About two-thirds of children with autism spectrum disorder (ASD) experience severe sleep disturbances. Strikingly, these sleep problems are positively correlated with the severity of ASD symptoms such as deficits in social behaviors and cognition. Abnormalities in the prefrontal cortex (PFC) and its connectivity with downstream areas are known to directly contribute to behavioral challenges in ASD. However, to what extent prefrontal dysfunction also causes specific sleep problems in individuals with ASD and whether the resulting sleep disturbances directly contribute to deficits in cognition remain unclear.
Early studies on sleep in children with ASD found disruptions in rapid eye movement (REM) sleep, notably a reduction in the frequency of rapid eye movements, indicating disturbances in phasic REM sleep1–2. Phasic REM sleep is characterized by bursts of rapid eye movements and intensified hippocampal theta oscillations (phasic theta events), which facilitate memory consolidation.

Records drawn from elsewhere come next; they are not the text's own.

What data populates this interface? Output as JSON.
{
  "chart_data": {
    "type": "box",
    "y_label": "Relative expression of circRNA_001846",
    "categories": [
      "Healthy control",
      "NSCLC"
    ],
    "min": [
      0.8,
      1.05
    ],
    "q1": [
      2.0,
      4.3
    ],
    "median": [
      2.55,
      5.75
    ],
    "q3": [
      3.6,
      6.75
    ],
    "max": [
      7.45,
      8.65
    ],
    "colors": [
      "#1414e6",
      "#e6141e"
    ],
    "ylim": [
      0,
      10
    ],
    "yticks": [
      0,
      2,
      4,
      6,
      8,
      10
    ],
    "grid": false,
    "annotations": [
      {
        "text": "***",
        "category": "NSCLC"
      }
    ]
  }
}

Recently, Franz Weber and colleagues showed that the medial PFC (mPFC) in mice promotes phasic REM sleep, reflected in an increased frequency of phasic theta events and rapid eye movements, while inhibition suppresses phasic REM sleep3. Subsequent pilot studies in a mouse model of 16p11.2 deletional syndrome (16p11.2+/-) demonstrated that phasic theta events are reduced, suggesting a reduction of phasic REM sleep. Previous studies revealed that the mPFC in 16p11.2+/- mice is less excitable due to synaptic dysfunction and restoring its excitability in vivo reserved memory deficits4. However, whether hypo-activation of the mPFC in ASD disturbs phasic REM sleep and thereby impairs memory processing in 16p11.2+/- mice, and whether abnormalities in prefrontal activity can be measured by tracking rapid eye movements, remains unclear.
In the current project, Weber’s team firstly aims to test whether mPFC neurons are hypo-activated in 16p11.2+/- mice and whether the hypo-activity is reflected in a reduced frequency of rapid eye movements. These experiments will involve combining high-density in vivo recordings (using Neuropixels probes), optogenetic manipulation and pupillometry. Second, they plan to assess whether enhancing phasic theta events through activation of cortico-hypothalamic projections can rescue memory deficits in 16p11.2+/- mice.

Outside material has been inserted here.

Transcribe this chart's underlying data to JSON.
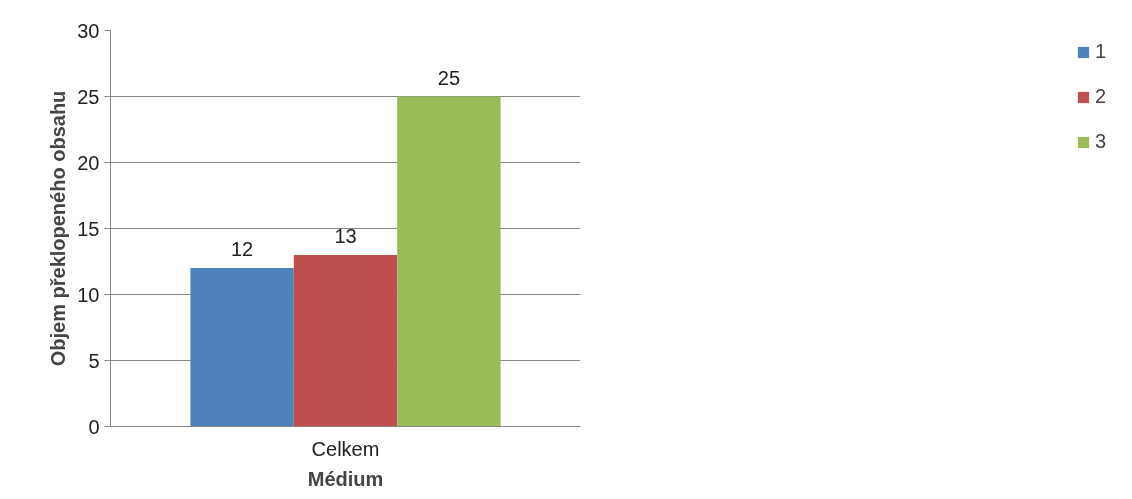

Unraveling the neural correlates of phasic REM sleep disturbances in 16p11.2+/- mice will provide a proof-of-concept that rapid eye movement tracking during REM sleep could be used as a non-invasive biomarker to predict prefrontal dysfunction in individuals with 16p11.2 deletion syndrome and potentially other ASD subtypes. Furthermore, results from these studies are expected to identify cortico-hypothalamic projections as a potential target to reverse memory deficits caused by REM sleep disturbances in ASD.